When the content of the message begins you will see ["ms" which again I can only assume is short for message start as seen below:

["ms","140395ee6229f7d4","",4,"win4n6@yahoogroups.com","","win4n6@yahoogroups.com",1375352053000,"There are 5 messages in this issue. Topics in this digest: 1a. Re: TightVNC F...",["^all","^i","^smartlabel_group","^unsub"]
,0,1,"[win4n6] Digest Number 1388",["140395ee6229f7d4",["win4n6@yahoogroups.com"]
,[]
,[]
If this a mail folder summary view (which I've seen for pages preloaded after the first) this would be the end of content cached and retrievable. If this is the first page of the mail folder then it will be followed with the text of the message itself

,["No Reply \u003cnotify-dg-win4n6@yahoogroups.com\u003e"]
,"[win4n6] Digest Number 1388","There are 5 messages in this issue.\... Huge message digest here removed for readability\n",[[]
,[0]
,"",[]
]
,0,[[]
,[["win4n6","win4n6@yahoogroups.com"]
]
,[]
,[]
,[]
,[]
]
,"Thu, Aug 1, 2013 at 5:14 AM",[]
,1,0,0,0,1,"returns.groups.yahoo.com","yahoogroups.com","","\u003c1375352053.298.19336.m7@yahoogroups.com\u003e","[win4n6] Digest Number 1388","\u003cwin4n6.yahoogroups.com\u003e",,[0]
,,[]
,,0,[0]
,-1,,,[]
,[]
,0,0,1,0,0,,,[]
,,5314,-1]
,,0,"5:14 AM","5:14 am",0,,,"",["en"]
,0,"Thu, Aug 1, 2013 at 5:14 AM",[]
,,,,0,,"win4n6.yahoogroups.com",,0,1,"","win4n6@yahoogroups.com",[[]
,[["win4n6","win4n6@yahoogroups.com"]
]
,[]
,[]
,[]
,[]
]
,-1,,,,"yahoogroups.com",,[]
,[[[2013,7,31,5,37,,0,0]
,,"Wed Jul 31, 2013 5:37 am",0,0,0,0]
,[[2013,7,31,10,6,,0,0]
,,"Wed Jul 31, 2013 10:06 am",0,0,0,1]
,[[2013,7,31,8,28,,0,0]
,,"Wed Jul 31, 2013 8:28 am",0,0,0,3]
,[[2013,7,31,8,42,,0,0]
,,"Wed Jul 31, 2013 8:42 am",0,0,0,4]
,[[2013,7,31,8,50,,0,0]
,,"Wed Jul 31, 2013 8:50 am",0,0,0,6]
]
,0]
,["ce"]
You'll notice there is no matching message end (me) to the message start (ms) as we saw in the cs and ce pairing earlier. Instead the message ends with some index data about the messages in the thread related to this message so it can display them easily and finished with "ce"] again.

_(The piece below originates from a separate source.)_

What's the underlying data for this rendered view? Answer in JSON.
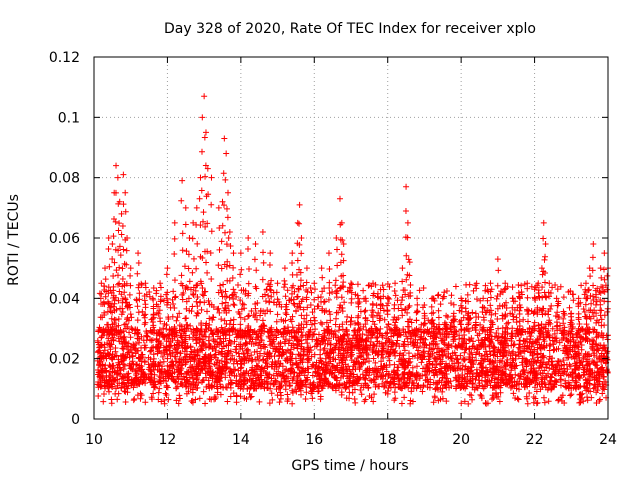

For each message retrieved from gmail you'll find these pairings. On Tuesday I'll dig into the javascript that interprets this data to see if we can find more data points for analysis. Until then happy hunting for gmail fragments and I hope you stick around for tomorrow's Saturday reading and Sunday Funday!